I have written about this in posts below – most recently reflecting on a 'Becoming an educationalist' module that was paired with a second year 'Peer Mentoring in Practice' module. Here both sets of students were taught a creative curriculum – and the first year students were also set primary research as one of their assignments. With our modules, we regularly set the design and making of teaching and learning resources or digital artefacts as assessment alternatives to the academic essay…

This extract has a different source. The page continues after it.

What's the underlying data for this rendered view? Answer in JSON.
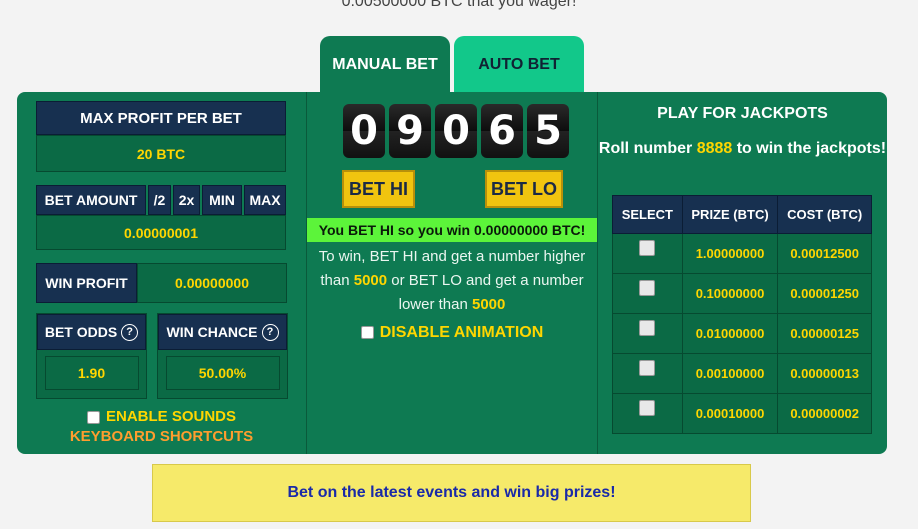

This #artmooc is setting some wonderful assignments that will oh so easily translate into activities to enrich any module.

The assignments
So this week we looked at line, shape, value, texture, colour and collage and for our first assignment we had to construct and post a self-portrait that captured the essence of who and what we were. We had to post an image of our picture in an online Forum, with a brief  account of the what, why and how of it. We will move on to explore fantasy and the bizarre; correspondence, memory and mail art; photography, portraiture and collage; installation, space and the artwork; the world of wonder and cabinets of curiosities. I can see each of these as art – but also as reflective learning and multi-modal communications… I cannot wait to embed them in next year’s practice.

Here’s my effort:



This is a drawing of me, on the left, and my colleagues Chris O’Reilly and Tom Burns with whom I am doing a lot of work at the moment – especially with digital artefacts. I have done this as a ‘blind drawing’ and watercolour. Blind drawing is where you look at what you are drawing – but not at the picture developing on the paper – and you try to keep your pen on the paper as well. What I like about blind drawing is that it cannot be a realistic representation of the object that you are drawing. You are released from accuracy and into exploration. You never know what the piece is going to look like… You may not even like the picture that emerges – at first. So I find that blind drawing becomes a lesson in patience and joy.


This picture is deliberately not on good quality paper: there is nothing arty or iconic about it. I produced it to illustrate a conference presentation. I wanted to capture the sense of a moment, snatched and dashed down; a contingent, passing and ephemeral moment. I wanted it to be our Team – but also to illustrate that anyone can draw something. I love the freedom of blind drawing - and the child-like quality of 'colouring in' the drawing once I have done it. When I do this I am that child again, totally absorbed, lost in the moment of fierce and purposeful play. I am definitely hoping for more of this fierce play through this course.